Working out with others also decreases the chances you’ll head back to the sofa with a bag of chips or skip the gym altogether. It eliminates the boredom of exercising alone. (Boredom is continually cited as one of the most common reasons people drop fitness goals.)

Contrary to those benefits, some people still prefer to work out on their own, partly because they don’t feel comfortable doing so in group settings. Maybe it’s been awhile since they’ve been to a gym. Maybe they’re concerned they will end up embarrassed or with an injury in a group setting.

It might also be that most classes are dominated by women. Guys tend not to participate in group fitness scenarios as much as women do.

Pirkko Markula, writing in Psychology Today, said of men steering clear of group workouts: “One respondent explained that women ‘would look at me suspiciously and question the real reason I’m there. Some may even complain that I’m there or insist that men be barred altogether.’”
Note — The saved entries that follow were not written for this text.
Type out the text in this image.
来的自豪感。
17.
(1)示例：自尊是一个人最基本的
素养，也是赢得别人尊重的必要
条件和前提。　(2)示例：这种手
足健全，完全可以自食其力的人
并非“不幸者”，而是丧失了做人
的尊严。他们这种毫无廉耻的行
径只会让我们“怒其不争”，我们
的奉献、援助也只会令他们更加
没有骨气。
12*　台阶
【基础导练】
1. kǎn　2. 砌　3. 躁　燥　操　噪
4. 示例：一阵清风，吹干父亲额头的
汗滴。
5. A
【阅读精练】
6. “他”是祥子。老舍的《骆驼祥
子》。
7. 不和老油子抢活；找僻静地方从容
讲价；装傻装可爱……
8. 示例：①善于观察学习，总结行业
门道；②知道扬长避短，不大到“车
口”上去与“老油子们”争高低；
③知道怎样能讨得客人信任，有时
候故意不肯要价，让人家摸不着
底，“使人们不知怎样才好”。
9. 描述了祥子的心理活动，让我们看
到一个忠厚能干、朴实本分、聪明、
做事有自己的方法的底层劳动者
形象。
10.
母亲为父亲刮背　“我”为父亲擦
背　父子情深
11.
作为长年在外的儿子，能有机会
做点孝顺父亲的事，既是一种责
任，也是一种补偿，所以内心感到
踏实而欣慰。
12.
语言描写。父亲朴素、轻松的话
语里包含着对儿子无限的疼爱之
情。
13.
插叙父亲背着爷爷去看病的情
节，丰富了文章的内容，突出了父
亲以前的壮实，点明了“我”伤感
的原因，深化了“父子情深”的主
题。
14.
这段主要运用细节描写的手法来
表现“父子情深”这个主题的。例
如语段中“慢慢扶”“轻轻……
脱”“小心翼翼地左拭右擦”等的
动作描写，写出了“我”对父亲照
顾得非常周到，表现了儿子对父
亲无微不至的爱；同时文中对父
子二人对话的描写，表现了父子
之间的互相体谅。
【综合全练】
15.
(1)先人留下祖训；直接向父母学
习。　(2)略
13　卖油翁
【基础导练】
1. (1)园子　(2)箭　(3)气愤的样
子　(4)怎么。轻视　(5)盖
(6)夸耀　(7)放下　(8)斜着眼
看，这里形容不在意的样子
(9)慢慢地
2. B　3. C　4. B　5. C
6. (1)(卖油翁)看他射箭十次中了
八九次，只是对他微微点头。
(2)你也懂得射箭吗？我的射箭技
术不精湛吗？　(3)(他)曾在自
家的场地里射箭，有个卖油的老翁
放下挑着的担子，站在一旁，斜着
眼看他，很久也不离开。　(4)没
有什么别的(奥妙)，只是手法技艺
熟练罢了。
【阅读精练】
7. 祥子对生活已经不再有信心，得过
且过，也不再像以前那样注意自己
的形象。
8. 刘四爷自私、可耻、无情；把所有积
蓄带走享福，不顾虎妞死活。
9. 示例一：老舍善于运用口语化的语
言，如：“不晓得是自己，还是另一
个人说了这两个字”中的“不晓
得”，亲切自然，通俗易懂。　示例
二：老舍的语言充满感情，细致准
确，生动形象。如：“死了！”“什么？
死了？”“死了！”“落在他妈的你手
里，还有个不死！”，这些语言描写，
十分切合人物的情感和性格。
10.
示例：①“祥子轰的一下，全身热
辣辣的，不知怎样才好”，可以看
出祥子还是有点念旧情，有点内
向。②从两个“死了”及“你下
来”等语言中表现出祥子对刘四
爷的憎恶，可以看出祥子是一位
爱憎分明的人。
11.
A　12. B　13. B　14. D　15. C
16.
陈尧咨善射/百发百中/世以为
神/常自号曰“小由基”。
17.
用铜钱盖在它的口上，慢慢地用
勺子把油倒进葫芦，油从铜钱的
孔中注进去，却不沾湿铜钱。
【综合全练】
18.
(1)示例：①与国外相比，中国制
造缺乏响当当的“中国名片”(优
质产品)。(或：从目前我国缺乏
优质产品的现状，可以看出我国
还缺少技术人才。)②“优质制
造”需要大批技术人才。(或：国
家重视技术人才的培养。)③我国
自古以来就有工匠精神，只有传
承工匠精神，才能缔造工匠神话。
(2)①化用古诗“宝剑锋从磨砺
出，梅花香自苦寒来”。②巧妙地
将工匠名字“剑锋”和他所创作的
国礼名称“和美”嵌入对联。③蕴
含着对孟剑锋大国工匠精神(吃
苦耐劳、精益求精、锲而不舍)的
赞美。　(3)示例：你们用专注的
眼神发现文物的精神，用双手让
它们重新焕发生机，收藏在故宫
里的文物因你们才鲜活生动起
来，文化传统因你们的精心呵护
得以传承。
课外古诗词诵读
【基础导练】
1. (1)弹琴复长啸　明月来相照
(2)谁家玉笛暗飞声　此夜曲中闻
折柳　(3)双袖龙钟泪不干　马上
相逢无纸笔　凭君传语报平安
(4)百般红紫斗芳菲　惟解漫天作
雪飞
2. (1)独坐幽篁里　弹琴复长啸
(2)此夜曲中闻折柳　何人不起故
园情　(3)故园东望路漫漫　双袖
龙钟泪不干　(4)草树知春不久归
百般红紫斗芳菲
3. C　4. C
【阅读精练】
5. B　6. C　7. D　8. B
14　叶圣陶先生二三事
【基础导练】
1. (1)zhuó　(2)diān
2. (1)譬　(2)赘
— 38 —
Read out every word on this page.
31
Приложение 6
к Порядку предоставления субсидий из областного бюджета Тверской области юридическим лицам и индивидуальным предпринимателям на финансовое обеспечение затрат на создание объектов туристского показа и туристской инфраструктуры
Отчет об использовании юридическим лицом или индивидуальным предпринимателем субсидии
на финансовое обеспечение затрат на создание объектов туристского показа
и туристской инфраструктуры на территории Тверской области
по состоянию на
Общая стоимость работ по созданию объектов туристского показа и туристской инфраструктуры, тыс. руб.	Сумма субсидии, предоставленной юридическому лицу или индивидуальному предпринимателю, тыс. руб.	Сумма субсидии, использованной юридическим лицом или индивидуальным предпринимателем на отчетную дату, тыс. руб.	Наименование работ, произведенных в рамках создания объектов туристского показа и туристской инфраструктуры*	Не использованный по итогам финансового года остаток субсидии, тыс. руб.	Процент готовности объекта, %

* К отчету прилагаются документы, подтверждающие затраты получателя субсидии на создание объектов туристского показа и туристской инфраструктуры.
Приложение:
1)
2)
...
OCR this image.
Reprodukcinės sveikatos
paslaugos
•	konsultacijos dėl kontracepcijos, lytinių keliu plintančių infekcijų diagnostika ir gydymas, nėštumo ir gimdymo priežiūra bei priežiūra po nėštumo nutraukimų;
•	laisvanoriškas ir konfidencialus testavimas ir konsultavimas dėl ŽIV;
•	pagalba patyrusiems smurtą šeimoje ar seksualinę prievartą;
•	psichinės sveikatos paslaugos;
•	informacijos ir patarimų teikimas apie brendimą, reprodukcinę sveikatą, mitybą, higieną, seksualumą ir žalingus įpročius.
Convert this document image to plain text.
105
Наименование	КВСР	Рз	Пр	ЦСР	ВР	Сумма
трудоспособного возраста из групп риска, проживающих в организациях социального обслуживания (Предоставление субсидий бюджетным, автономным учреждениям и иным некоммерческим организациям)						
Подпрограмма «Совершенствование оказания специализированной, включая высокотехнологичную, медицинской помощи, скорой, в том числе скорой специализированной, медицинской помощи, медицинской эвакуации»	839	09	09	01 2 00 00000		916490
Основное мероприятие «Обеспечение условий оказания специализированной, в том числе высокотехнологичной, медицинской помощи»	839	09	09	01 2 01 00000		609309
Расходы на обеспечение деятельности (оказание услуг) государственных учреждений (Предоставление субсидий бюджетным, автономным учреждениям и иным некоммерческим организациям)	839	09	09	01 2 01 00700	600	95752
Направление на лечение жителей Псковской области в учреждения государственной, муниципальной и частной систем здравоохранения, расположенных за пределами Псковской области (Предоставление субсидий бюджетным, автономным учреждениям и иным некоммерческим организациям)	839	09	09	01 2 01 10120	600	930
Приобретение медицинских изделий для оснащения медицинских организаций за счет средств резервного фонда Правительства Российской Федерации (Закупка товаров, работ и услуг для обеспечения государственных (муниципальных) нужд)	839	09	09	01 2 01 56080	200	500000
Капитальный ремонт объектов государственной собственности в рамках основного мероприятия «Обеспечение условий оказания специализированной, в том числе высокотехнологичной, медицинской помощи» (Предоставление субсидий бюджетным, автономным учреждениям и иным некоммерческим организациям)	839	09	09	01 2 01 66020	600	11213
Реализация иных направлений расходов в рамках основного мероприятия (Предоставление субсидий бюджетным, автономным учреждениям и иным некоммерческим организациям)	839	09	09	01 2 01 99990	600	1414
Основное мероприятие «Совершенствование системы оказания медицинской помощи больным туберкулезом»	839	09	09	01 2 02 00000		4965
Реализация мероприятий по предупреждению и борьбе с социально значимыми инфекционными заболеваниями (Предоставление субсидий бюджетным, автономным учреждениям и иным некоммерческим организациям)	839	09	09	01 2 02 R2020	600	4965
She added this qualifier after another conversation with two guys on the topic: “Although both engaged in solitary exercise (such as Nordic skiing, cycling), they could not stop talking about the importance of attending their respective exercise classes. One explained how his class, led by a male physiotherapist, counterbalanced the physical stresses of his work, particularly the stretches the professional exercise leader was able to devise for the class. When I asked why he did not simply stretch on his own, this man explained that it was also important to be able to socialize with other men after the exercise class, an opportunity that was not readily present in everyday life when balancing between work and family.”